Unfortunately, many young girls end up being single mothers because much like starving actresses, they'll do anything to get a role; the only difference is the actress only intends to hang onto that identity until her payday arrives; the other is gonna hold onto it for dear life, because her very existence depends on it. Yes, I've finally gotten back to that "r" subject again : romantic relationships. But this one problem doesn't extend to just girls... oh, no, this problem is shared between girls and guys. Sure, many guys usually enter into a relationship for one reason (in layman's terms, to "get some stink on the hang low")...but, slowly and surely, the whole thing becomes a little more complicated, and they soon find themselves having an unexpected "identity"...and, then, they too are ensnared in their own self-constructed folly.

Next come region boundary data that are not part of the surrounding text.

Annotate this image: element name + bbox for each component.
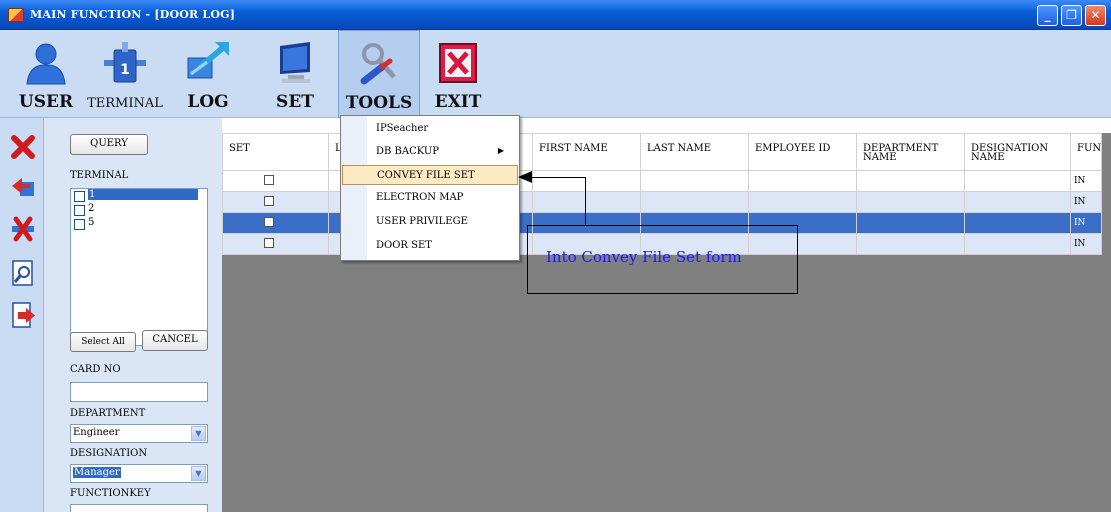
- menu-item-db-backup[interactable]: DB BACKUP ▶: [342, 142, 518, 162]
- column-header-last-name[interactable]: LAST NAME: [640, 133, 749, 171]
- column-header-employee-id[interactable]: EMPLOYEE ID: [748, 133, 857, 171]
- department-value: Engineer: [73, 427, 120, 438]
- monitor-icon: [280, 42, 310, 83]
- annotation-connector: [585, 177, 586, 225]
- row-checkbox[interactable]: [264, 195, 274, 206]
- cancel-button[interactable]: CANCEL: [142, 330, 208, 351]
- toolbar-tools-label: TOOLS: [345, 93, 413, 113]
- terminal-item[interactable]: 5: [73, 217, 205, 232]
- terminal-checkbox[interactable]: [74, 191, 85, 202]
- toolbar-tools-button[interactable]: TOOLS: [338, 30, 420, 118]
- select-all-button[interactable]: Select All: [70, 332, 136, 352]
- title-bar[interactable]: MAIN FUNCTION - [DOOR LOG] _ ❐ ✕: [0, 0, 1111, 30]
- query-button[interactable]: QUERY: [70, 134, 148, 155]
- column-header-department-name[interactable]: DEPARTMENT NAME: [856, 133, 965, 171]
- terminal-item-label: 5: [88, 217, 95, 228]
- card-no-input[interactable]: [70, 382, 208, 402]
- row-fun-cell: IN: [1069, 212, 1103, 234]
- menu-item-label: ELECTRON MAP: [376, 192, 464, 203]
- toolbar-terminal-label: TERMINAL: [87, 96, 163, 111]
- restore-icon: ❐: [1066, 8, 1077, 22]
- toolbar-exit-button[interactable]: EXIT: [426, 30, 490, 118]
- chevron-down-icon[interactable]: ▼: [191, 426, 206, 441]
- close-icon: ✕: [1090, 8, 1101, 22]
- terminal-list[interactable]: 1 2 5: [70, 188, 208, 346]
- menu-item-user-privilege[interactable]: USER PRIVILEGE: [342, 212, 518, 232]
- card-no-label: CARD NO: [70, 364, 121, 375]
- menu-item-label: CONVEY FILE SET: [377, 170, 475, 181]
- row-checkbox[interactable]: [264, 216, 274, 227]
- menu-item-electron-map[interactable]: ELECTRON MAP: [342, 188, 518, 208]
- svg-text:1: 1: [120, 62, 130, 78]
- user-icon: [26, 43, 66, 85]
- menu-item-ipseacher[interactable]: IPSeacher: [342, 119, 518, 139]
- toolbar-log-label: LOG: [187, 92, 229, 112]
- tools-menu: IPSeacher DB BACKUP ▶ CONVEY FILE SET EL…: [340, 115, 520, 261]
- row-fun-cell: IN: [1069, 233, 1103, 255]
- row-checkbox[interactable]: [264, 237, 274, 248]
- menu-item-label: DOOR SET: [376, 240, 432, 251]
- row-fun-cell: IN: [1069, 170, 1103, 192]
- column-header-fun[interactable]: FUN: [1069, 133, 1103, 171]
- toolbar-log-button[interactable]: LOG: [176, 30, 240, 118]
- tools-icon: [360, 43, 396, 85]
- import-icon[interactable]: [10, 174, 36, 200]
- menu-item-convey-file-set[interactable]: CONVEY FILE SET: [342, 165, 518, 185]
- designation-select[interactable]: Manager ▼: [70, 464, 208, 483]
- row-fun-cell: IN: [1069, 191, 1103, 213]
- toolbar-user-button[interactable]: USER: [14, 30, 78, 118]
- terminal-item-label: 1: [88, 189, 198, 200]
- window-title: MAIN FUNCTION - [DOOR LOG]: [30, 8, 236, 21]
- preview-icon[interactable]: [10, 260, 36, 286]
- terminal-label: TERMINAL: [70, 170, 129, 181]
- column-header-set[interactable]: SET: [222, 133, 329, 171]
- clear-icon[interactable]: [10, 216, 36, 242]
- toolbar-set-label: SET: [276, 92, 314, 112]
- department-select[interactable]: Engineer ▼: [70, 424, 208, 443]
- minimize-icon: _: [1044, 8, 1051, 22]
- toolbar-set-button[interactable]: SET: [262, 30, 328, 118]
- main-toolbar: USER 1 TERMINAL LOG SET TOOLS EXIT: [0, 30, 1111, 118]
- restore-button[interactable]: ❐: [1061, 5, 1082, 26]
- log-icon: [187, 42, 229, 79]
- terminal-item-label: 2: [88, 203, 95, 214]
- arrow-left-icon: [518, 171, 532, 183]
- submenu-arrow-icon: ▶: [497, 146, 504, 155]
- left-action-strip: [0, 118, 44, 512]
- app-icon: [8, 8, 24, 22]
- row-checkbox[interactable]: [264, 174, 274, 185]
- department-label: DEPARTMENT: [70, 408, 146, 419]
- menu-item-label: DB BACKUP: [376, 146, 440, 157]
- functionkey-input[interactable]: [70, 504, 208, 512]
- designation-value: Manager: [73, 467, 121, 478]
- menu-item-label: USER PRIVILEGE: [376, 216, 468, 227]
- delete-icon[interactable]: [10, 134, 36, 160]
- close-button[interactable]: ✕: [1085, 5, 1106, 26]
- toolbar-terminal-button[interactable]: 1 TERMINAL: [80, 30, 170, 118]
- designation-label: DESIGNATION: [70, 448, 148, 459]
- annotation-text: Into Convey File Set form: [546, 248, 742, 266]
- column-header-designation-name[interactable]: DESIGNATION NAME: [964, 133, 1071, 171]
- chevron-down-icon[interactable]: ▼: [191, 466, 206, 481]
- exit-icon: [439, 43, 477, 83]
- toolbar-exit-label: EXIT: [434, 92, 482, 112]
- menu-item-label: IPSeacher: [376, 123, 429, 134]
- functionkey-label: FUNCTIONKEY: [70, 488, 151, 499]
- terminal-icon: 1: [104, 42, 146, 83]
- toolbar-user-label: USER: [18, 92, 74, 112]
- terminal-checkbox[interactable]: [74, 219, 85, 230]
- annotation-connector: [528, 177, 586, 178]
- minimize-button[interactable]: _: [1037, 5, 1058, 26]
- column-header-first-name[interactable]: FIRST NAME: [532, 133, 641, 171]
- menu-item-door-set[interactable]: DOOR SET: [342, 236, 518, 256]
- terminal-checkbox[interactable]: [74, 205, 85, 216]
- export-icon[interactable]: [10, 302, 36, 328]
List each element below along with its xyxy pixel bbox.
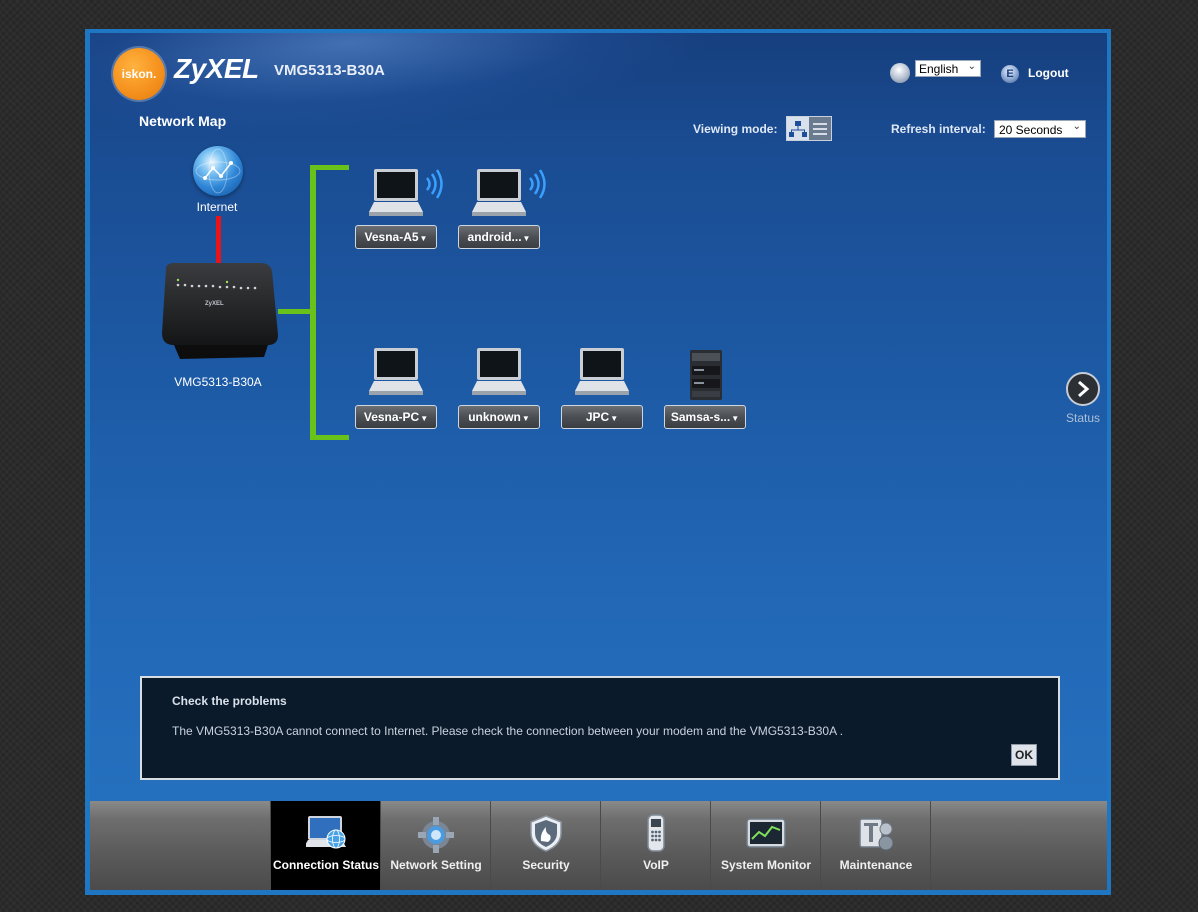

In the end, both of these men and women find identities in the state of being completely dependent on one another for support, for decisions, for validation...for everything.

Of course, if that scenario was a disease and I were the CDC, I'd only give it a rating of Level 3; those usually involve empty-headed people who give you the "deer-in-the-headlights" look from behind a cash register as you attempt to customize your order...I said no pickles! What's to not fucking understand about that! No, the worst of them are the ones who acknowledge what they do, who at some point invested the time to forge his/her own self, who wanted perhaps a truly passionate affair with someone who contrasted (and yet, did not contradict) them. But, then, as days went by, as they watched the multitudes of "mutual slavery" couplings, they began to doubt themselves and the love of themselves that they held so dear...they became invidious, hating the smiling fools but yet feeling the nagging desire to become one of them...And, after that envy has consumed them to the breaking point, it dawns on them : all I need to do is trade. Yes, all it takes is a simple trade, where you exchange your identity for some attention, where you force yourself to laugh at things you don't find funny, where you find yourself giving the benefit of the doubt to statements where there is no doubt, where you become that which you used to mock...and then, those people finally get what they want. As a good trader, they have gotten something desirable by giving away what they didn't really want : themselves.

In either case, whether he's the man who has never thought about the world or whether he's the man who sold the world (subliminal message - Bowie rules), that person no longer really owns an identity. But, if you ask me, I would say never let it go and hold onto it tight. Trust me...it's worth more than anything you could possibly imagine.